HDP’ye seslenerek söylüyorum, kimin ne derdi varsa tartışacağı yer TBMM’dir. Kimin ne derdi varsa başvuracağı makam silah değil millettir, terör değil halktır, savaş değil barıştır.

Biz her şeyi tartışmaya açığız. Ama 2013’te olduğu gibi yine eğer silahları bırak çağrısının ardından oyalamalar başlar, silahlar başka şekilde dile getirilmeye kalkılırsa, kamu düzeni söz konusu olduğunda hiçbir taviz vermeyeceğimizin de herkes tarafından bilinmesi lazım.

Üçüncü önemli husus ortak gelecek bilincidir. Şu anda biz burada konuşurken Diyarbakır’da, Edirne’de, Konya’da bebekler doğuyor. Bizim burada, TBMM’de konuşurken hepimizin zihninde bebeklerin hangi etnik ve mezhebi arka plana sahip olursa olsun 20 yıl sonra nerede bulunacaklarıdır. Bu bebekler tahrikle büyüdüklerinde çatışma alanında mı buluşacaklar yoksa onurlu geleceği birlikte mi inşa edecekler. Eğer 1980-90’larda bu kürsüde olanlar, o gün doğan bebekler için geleceğinde nerede olacaklar sorusunu sormuş olsalardı bu kadar çok şehit vermezdik, can kaybetmezdik, bu kadar annenin gözyaşları akmazdık.

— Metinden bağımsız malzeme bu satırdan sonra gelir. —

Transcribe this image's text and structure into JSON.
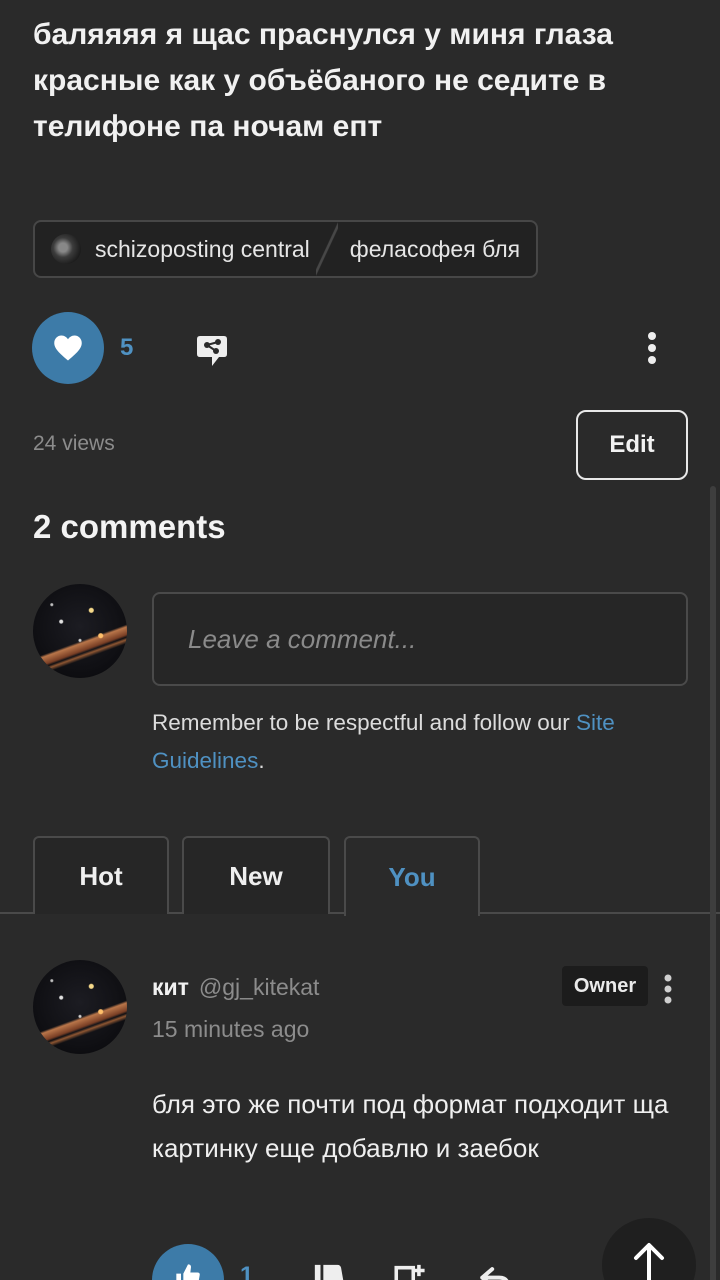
{
  "post": {
    "text": "баляяяя я щас праснулся у миня глаза красные как у объёбаного не седите в телифоне па ночам епт",
    "community": "schizoposting central",
    "topic": "феласофея бля",
    "like_count": "5",
    "views": "24 views",
    "edit_label": "Edit"
  },
  "comments": {
    "title": "2 comments",
    "input_placeholder": "Leave a comment...",
    "guidelines_text": "Remember to be respectful and follow our ",
    "guidelines_link": "Site Guidelines",
    "guidelines_end": ".",
    "tabs": [
      {
        "label": "Hot",
        "active": false
      },
      {
        "label": "New",
        "active": false
      },
      {
        "label": "You",
        "active": true
      }
    ],
    "items": [
      {
        "name": "кит",
        "handle": "@gj_kitekat",
        "time": "15 minutes ago",
        "badge": "Owner",
        "body": "бля это же почти под формат подходит ща картинку еще добавлю и заебок",
        "like_count": "1"
      }
    ]
  },
  "icons": {
    "like": "heart-icon",
    "share": "share-icon",
    "more": "kebab-menu-icon",
    "comment_like": "thumbs-up-icon",
    "comment_dislike": "thumbs-down-icon",
    "comment_reply": "reply-icon",
    "scroll_top": "arrow-up-icon"
  },
  "colors": {
    "background": "#2a2a2a",
    "accent": "#3d7ba8",
    "link": "#4f91c2"
  }
}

Önümüzde Suriye ve Irak’ı görerek diyoruz ki Türkiye’yi o ülkelerde olduğu gibi kardeş kavgasına götürmenin kimsenin gücü yetmeyecektir. Bugün doğan bütün bebekleri selamlıyorum. Onlar yeni Türkiye’nin inşa edicileri olacaklar.

Buradan çözüm sürecinin özelliklerini vurguluyorum. Millidir, özgündür ve yerlidir. Çağrıda bulunmak istiyorum, bütün taraflara. Daha önce olduğu gibi çözüm sürecinin önüne, oyalamalarla engel çıkarılmasın. Söz verildiği üzere silahlar, şiddet kültürü tümüyle tasfiye edilsin. Hep beraber barış kardeşlik dili konuşalım. Geleceği inşa etmek için ne gerekiyorsa bu adımları atalım. İhya edelim. Ama düşmanlık ve fitne tohumu ekmek isteyenlere karşı omuz omuza duralım.” diye konuştu.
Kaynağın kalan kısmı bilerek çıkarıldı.